A few years ago my wife, Melanie, was on her way home when a car, traveling in the opposite direction, crossed the center line and struck her car head on. Fortunately, Melanie's injuries were not serious, but her car was totaled.
Before the car was disposed of, I traveled to the lot where it had been towed so that I could clean it out. Melanie is a teacher so she always carries a car full of "stuff" for her classes and her children. Her front and back seats are full of treasurers that, until that time, I had called "trash". Whenever I rode in the car with her she had to clean out a space for me. Waiting for her to do this was aggravating and she would never let me do it. God forbid that I rearrange her papers that were strewn about in what appeared to be a random fashion.

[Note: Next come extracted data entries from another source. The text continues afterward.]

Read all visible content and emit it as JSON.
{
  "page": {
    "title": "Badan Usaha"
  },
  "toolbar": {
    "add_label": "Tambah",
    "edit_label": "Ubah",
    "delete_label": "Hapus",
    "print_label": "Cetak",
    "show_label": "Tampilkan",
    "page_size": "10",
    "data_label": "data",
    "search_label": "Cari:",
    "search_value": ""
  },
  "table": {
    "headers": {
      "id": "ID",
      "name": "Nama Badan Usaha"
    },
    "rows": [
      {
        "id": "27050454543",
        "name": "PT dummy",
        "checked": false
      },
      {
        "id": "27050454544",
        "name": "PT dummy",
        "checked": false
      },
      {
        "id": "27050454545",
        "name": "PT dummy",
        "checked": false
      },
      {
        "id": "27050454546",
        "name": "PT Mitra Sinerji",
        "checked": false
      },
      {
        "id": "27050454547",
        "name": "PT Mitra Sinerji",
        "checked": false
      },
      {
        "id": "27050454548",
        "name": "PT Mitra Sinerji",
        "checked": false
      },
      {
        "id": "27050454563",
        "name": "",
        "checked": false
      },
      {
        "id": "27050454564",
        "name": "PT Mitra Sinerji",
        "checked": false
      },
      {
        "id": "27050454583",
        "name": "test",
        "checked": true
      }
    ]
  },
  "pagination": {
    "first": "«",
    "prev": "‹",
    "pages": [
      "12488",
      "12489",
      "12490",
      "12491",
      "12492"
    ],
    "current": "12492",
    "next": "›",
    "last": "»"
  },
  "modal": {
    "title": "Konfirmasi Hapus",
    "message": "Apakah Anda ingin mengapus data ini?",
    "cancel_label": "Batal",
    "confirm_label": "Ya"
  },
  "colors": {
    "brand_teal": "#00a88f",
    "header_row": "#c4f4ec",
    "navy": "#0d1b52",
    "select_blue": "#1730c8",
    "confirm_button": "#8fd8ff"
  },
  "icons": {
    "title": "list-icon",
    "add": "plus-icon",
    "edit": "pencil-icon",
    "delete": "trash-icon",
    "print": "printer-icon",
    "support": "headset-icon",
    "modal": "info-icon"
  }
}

This caused some arguments about the virtues of a clean car, which I never won.
I arrived at the lot where a number of other wrecked cars sat looking like some scene from a movie about the end of the world. And in the middle of them sat Melanie's car; crumpled and broken and dented. And the full impact of her accident began to creep upon me. It dawned on me that she was alive by the smallest of margins; a few inches, a half a second, the blink of an eye.
I looked into the interior of her car. Her "stuff" was scattered about. I pried the door open and sat down on front the passenger seat. I began to load her "stuff" into a bag. I looked at each paper, each pencil, each item connected to her, and suddenly her "stuff" was no longer "trash" but had been transformed into treasure. And I handled each book, each clipping, each rubber band and piece of cloth as if it were made of gold.
I still tease her about her untidy car. But I now know, after she has cleaned a spot for me to sit, how lucky I am to be sitting with her among her "trash".